A good example of this was featured at my blog The Gralien Report a few weeks ago, involving a Bigfoot-like creature referred to in a biographical work called “The Life of David W. Patten.” In this text, the author describes coming upon a “man” whose “head was about even with my shoulders as I sat in my saddle.” The entity wore no clothing, but was covered with hair and had skin that “was very dark.” Patten asked the monster “where he dwelt,” and received this startling reply: “he (said he) had no home, that he was a wanderer in the earth and traveled to and fro. He said he was a very miserable creature, that he had earnestly sought death during his sojourn upon the earth, but that he could not die, and his mission was to destroy the souls of men.”
Though what this account details for us sounds much like a stereotypical description of a Bigfoot, the witness felt that he had literally met the cursed, living personage of the Biblical Cain, left to wander the Earth for all eternity. The encounter ends with Patten invoking the name of Jesus, and upon rebuking the fiend, it left his company.
Forteana is rife with such stories. Chehalis natives near Harrison Lake, British Columbia, have told stories of Bigfoot creatures that are literally capable of speaking to them in Chehalis dialects that are centuries older than ones used in modern times; Sioux Indians in the middle western parts of the U.S. describe “Walking Sam,” a 15-foot-tall entity that peers in windows at people that is associated with teenage suicides; and of course, when it comes to strange beings becoming associated with bad luck and disaster, perhaps none fits this “folk devil” category better than the infamous Mothman of Point Pleasant, West Virginia.
Another unique character from the annals of Forteana is Spring Heeled Jack, who was featured recently in a post at the Magonia blog in the post titled “Making Myths: Spring Heeled Jack, Rendlesham, and the Abductionists.” Author John Rimmer notes how early reports of Spring Heeled Jack dealt with a monster researcher Mike Dash has collectively called “The Barnes Creature.” Rimmer notes that creature was described as “being in the shape of a large white bull which had attacked a number of women. Later visitations in South and South West London came in the form of figures in metal armour, bears and, approaching the later form, ‘a devil with iron claws’.” Indeed, it is strange that the culmination of encounters with the fiend that became known as Spring Heeled Jack dealt more with an armored devil with extraordinary leaping prowess: especially since many of the accosting creatures in the early reports were described either as bruins or bull-like.

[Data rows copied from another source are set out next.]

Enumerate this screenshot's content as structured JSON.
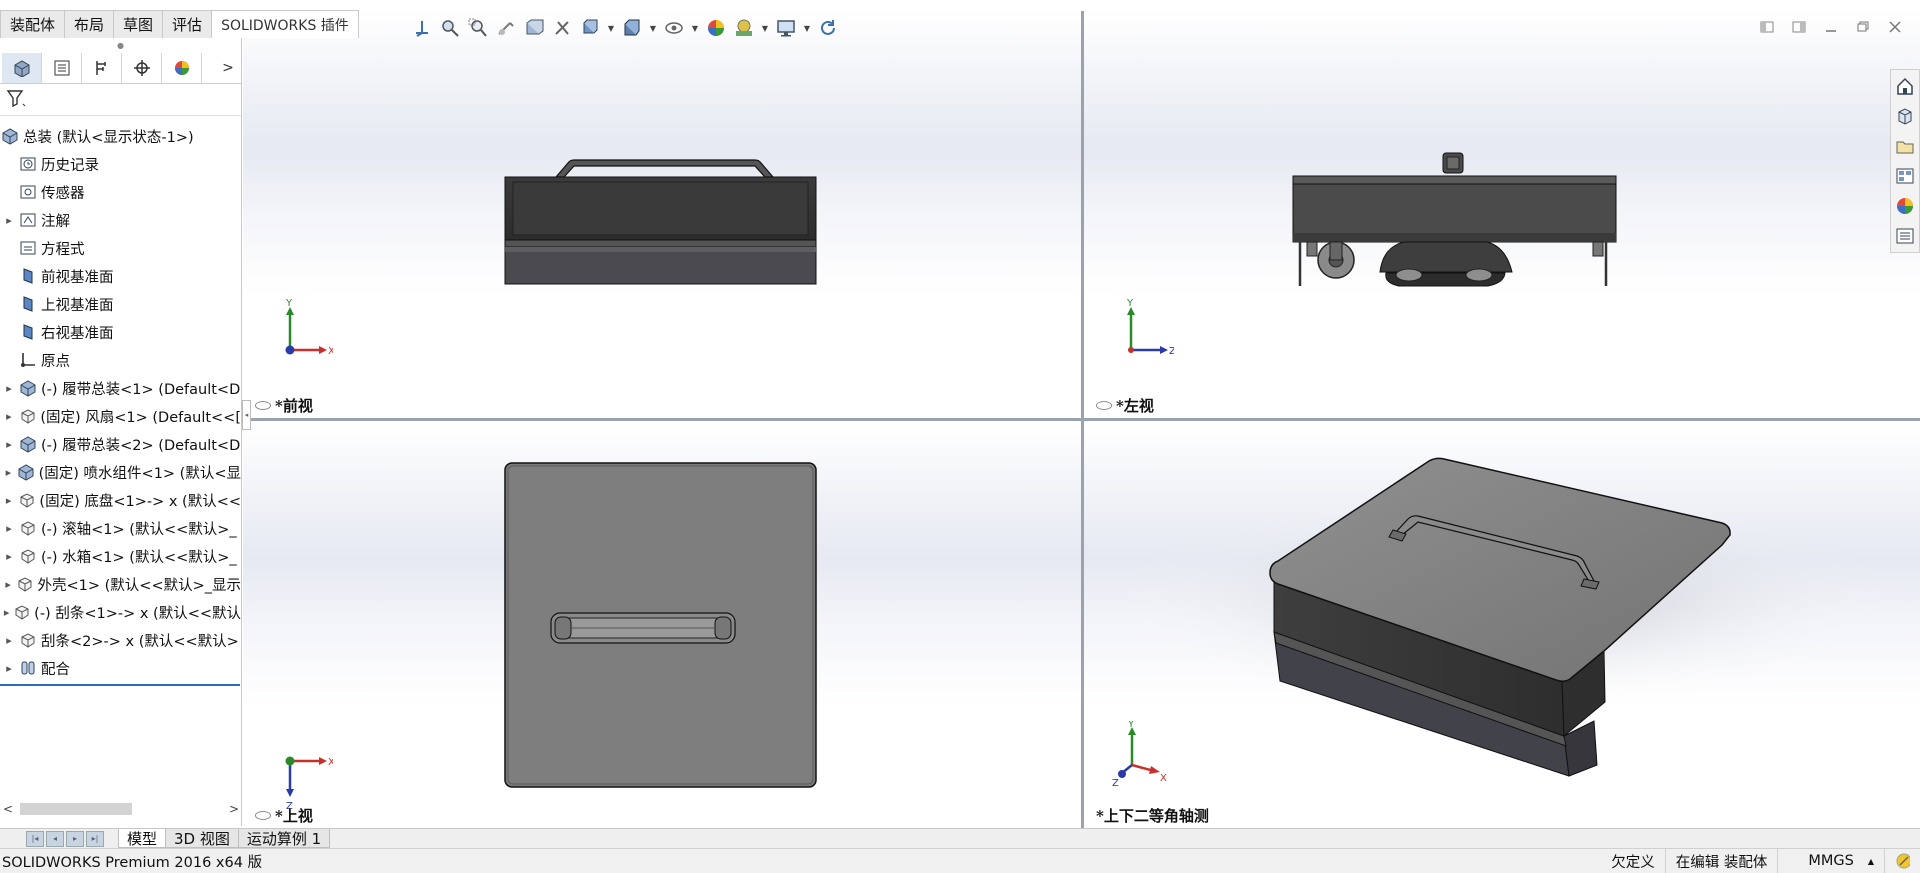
{
  "command_manager": {
    "tabs": [
      {
        "label": "装配体"
      },
      {
        "label": "布局"
      },
      {
        "label": "草图"
      },
      {
        "label": "评估"
      },
      {
        "label": "SOLIDWORKS 插件"
      }
    ]
  },
  "heads_up_toolbar": {
    "icons": [
      "view-orientation-icon",
      "zoom-to-fit-icon",
      "zoom-to-area-icon",
      "previous-view-icon",
      "section-view-icon",
      "dynamic-annotation-icon",
      "view-orientation-dropdown-icon",
      "display-style-icon",
      "hide-show-items-icon",
      "edit-appearance-icon",
      "apply-scene-icon",
      "view-settings-icon",
      "rebuild-icon"
    ]
  },
  "feature_manager": {
    "tabs": [
      "feature-manager-icon",
      "property-manager-icon",
      "configuration-manager-icon",
      "dimxpert-manager-icon",
      "display-manager-icon"
    ],
    "filter_icon": "filter-icon",
    "root": {
      "label": "总装 (默认<显示状态-1>)",
      "icon": "assembly-icon"
    },
    "items": [
      {
        "label": "历史记录",
        "icon": "history-icon",
        "expandable": false
      },
      {
        "label": "传感器",
        "icon": "sensor-icon",
        "expandable": false
      },
      {
        "label": "注解",
        "icon": "annotation-icon",
        "expandable": true
      },
      {
        "label": "方程式",
        "icon": "equation-icon",
        "expandable": false
      },
      {
        "label": "前视基准面",
        "icon": "plane-icon",
        "expandable": false
      },
      {
        "label": "上视基准面",
        "icon": "plane-icon",
        "expandable": false
      },
      {
        "label": "右视基准面",
        "icon": "plane-icon",
        "expandable": false
      },
      {
        "label": "原点",
        "icon": "origin-icon",
        "expandable": false
      },
      {
        "label": "(-) 履带总装<1> (Default<D",
        "icon": "subassembly-icon",
        "expandable": true
      },
      {
        "label": "(固定) 风扇<1> (Default<<[",
        "icon": "part-icon",
        "expandable": true
      },
      {
        "label": "(-) 履带总装<2> (Default<D",
        "icon": "subassembly-icon",
        "expandable": true
      },
      {
        "label": "(固定) 喷水组件<1> (默认<显",
        "icon": "subassembly-icon",
        "expandable": true
      },
      {
        "label": "(固定) 底盘<1>-> x (默认<<",
        "icon": "part-icon",
        "expandable": true
      },
      {
        "label": "(-) 滚轴<1> (默认<<默认>_",
        "icon": "part-icon",
        "expandable": true
      },
      {
        "label": "(-) 水箱<1> (默认<<默认>_",
        "icon": "part-icon",
        "expandable": true
      },
      {
        "label": "外壳<1> (默认<<默认>_显示",
        "icon": "part-icon",
        "expandable": true
      },
      {
        "label": "(-) 刮条<1>-> x (默认<<默认",
        "icon": "part-icon",
        "expandable": true
      },
      {
        "label": "刮条<2>-> x (默认<<默认>",
        "icon": "part-icon",
        "expandable": true
      },
      {
        "label": "配合",
        "icon": "mates-icon",
        "expandable": true
      }
    ]
  },
  "viewports": {
    "front": {
      "label": "*前视"
    },
    "left": {
      "label": "*左视"
    },
    "top": {
      "label": "*上视"
    },
    "iso": {
      "label": "*上下二等角轴测"
    }
  },
  "triad_labels": {
    "x": "X",
    "y": "Y",
    "z": "Z"
  },
  "window_controls": [
    "tile-left-icon",
    "tile-right-icon",
    "minimize-icon",
    "restore-icon",
    "close-icon"
  ],
  "task_pane": [
    "home-icon",
    "design-library-icon",
    "file-explorer-icon",
    "view-palette-icon",
    "appearances-icon",
    "custom-properties-icon"
  ],
  "bottom_tabs": [
    {
      "label": "模型"
    },
    {
      "label": "3D 视图"
    },
    {
      "label": "运动算例 1"
    }
  ],
  "status": {
    "app": "SOLIDWORKS Premium 2016 x64 版",
    "underdefined": "欠定义",
    "editing": "在编辑 装配体",
    "units": "MMGS",
    "units_arrow": "▲"
  }
}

In Dash’s estimation, media portrayal of the phenomenon, along with a degree of witness exaggeration, may have slowly built up a myth surrounding this character, comprised of only partial truths. Though perhaps not outright lies, could it be that the ways people interpret their surroundings while under extreme stress or mental duress could cause such exaggerations to occur, sometimes resulting in a sort of corroboration between witnesses who hope to find commonality between their separate encounters? Whatever the circumstances may truly be, it seems obvious that the mysteries associated with humankind’s ongoing interaction with strange beings throughout history may have as much to do with the way humans themselves operate as they do the weird encounters we experience from time to time.